Suddenly, they were associated with an image and a face and a voice that was quantifiably theirs. Most importantly, this was the moment that SOPHIE arrived publicly. In the past they were someone who worked as a producer for notable names such as Madonna, and now they were SOPHIE: the icon, a new Madonna for current times; the immaterial girl who was shaking things up. To suddenly have someone who was so openly themself in the public eye was just mind-blowing.

This was followed by SOPHIE’s Grammy-nominated album, Oil of Every Pearl’s Un-Insides, a beautifully moving, frivolously playful, and unashamedly queer debut. The album developed the in-your-face, cartoonish timbres that we came to know as SOPHIE’s signature sound from the PRODUCT era – with songs such as ‘Faceshopping’ and ‘Ponyboy’ pushing this aesthetic even further. However, it also brought out a different, more vulnerable, and subtly experimental side to SOPHIE, with tracks such as the hauntingly bittersweet ‘Is It Cold In The Water?’

After getting in from work around a month ago, I bought my first pair of clippers and decided to cut my hair the shortest it has ever been. I wanted to look as masculine as I could. I spent hours researching hair editorials to find inspiration for a haircut that felt truly me. After I finished cutting my hair, I cried. I couldn’t believe that I could just be myself and that things could (and would) be okay. I was so happy and proud to finally be the most okay with myself, and my transness, that I have ever been.

I went to bed late, and the next morning I woke up to messages from friends to tell me that SOPHIE had passed away.

I was crushed.
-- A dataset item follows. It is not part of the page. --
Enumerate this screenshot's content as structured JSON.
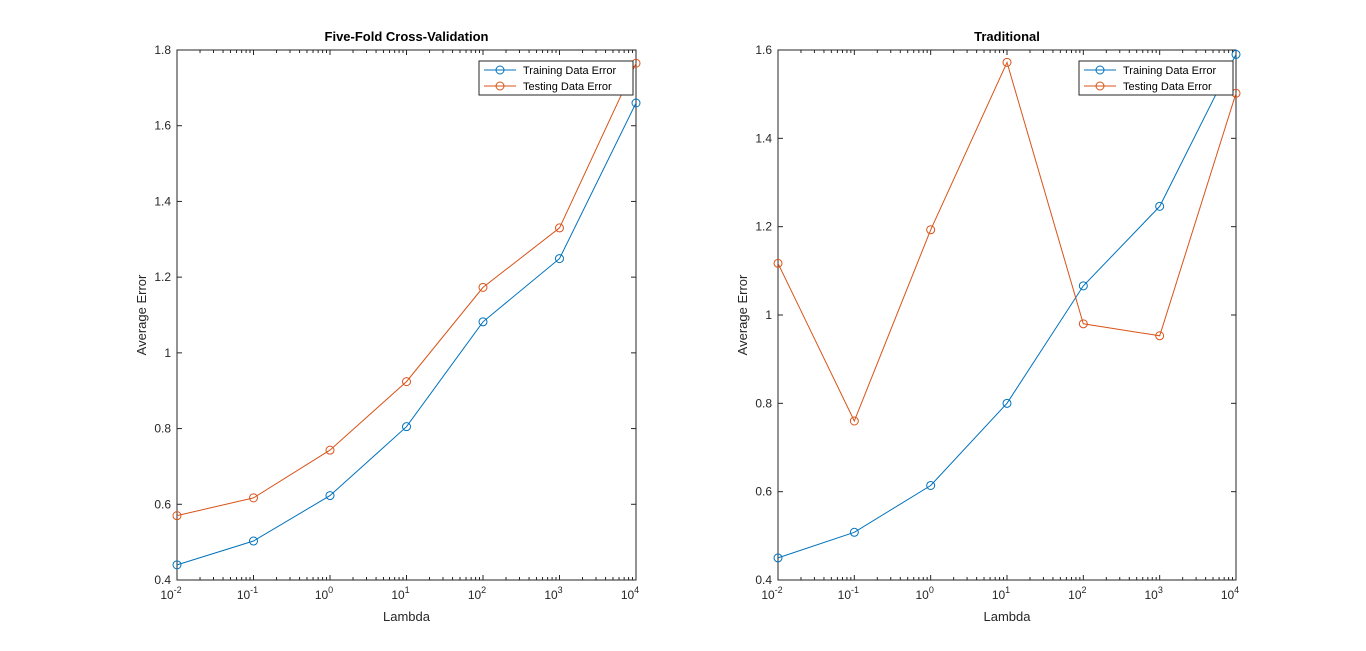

I didn’t know how to handle the information. SOPHIE had completely changed my relationship with music. I had spent hours and hours over the past few years trying to figure out how to create sounds as visceral as theirs. There’s something about SOPHIE’s sound work that, as soon as they are involved in the production of a song, you can instantly hear it. SOPHIE’s music was unbelievably original and unapologetically unique. They had completely changed me, and ultimately had helped me to accept myself by being so undeniably themself.

Loss is so difficult. I was excited about a future with SOPHIE being involved in the art world, and it seemed like everything was changing so much. The representation of trans artists in the public eye is so much more present than ever before, with the likes of Dorian Electra, 100 Gecs, and Arca. The world will never be the same after SOPHIE’s influence, with fans all over the world creating tribute concerts, digital club nights, and other responses to pay tribute after their passing.

SOPHIE has transfigured culture for so many people – not only myself. They encouraged us to laugh, cry, dance and understand ourselves better than ever before. So, if you have never heard their work before, go out and listen! If you have: re-listen and feel everything. SOPHIE will not, and must not, ever be forgotten.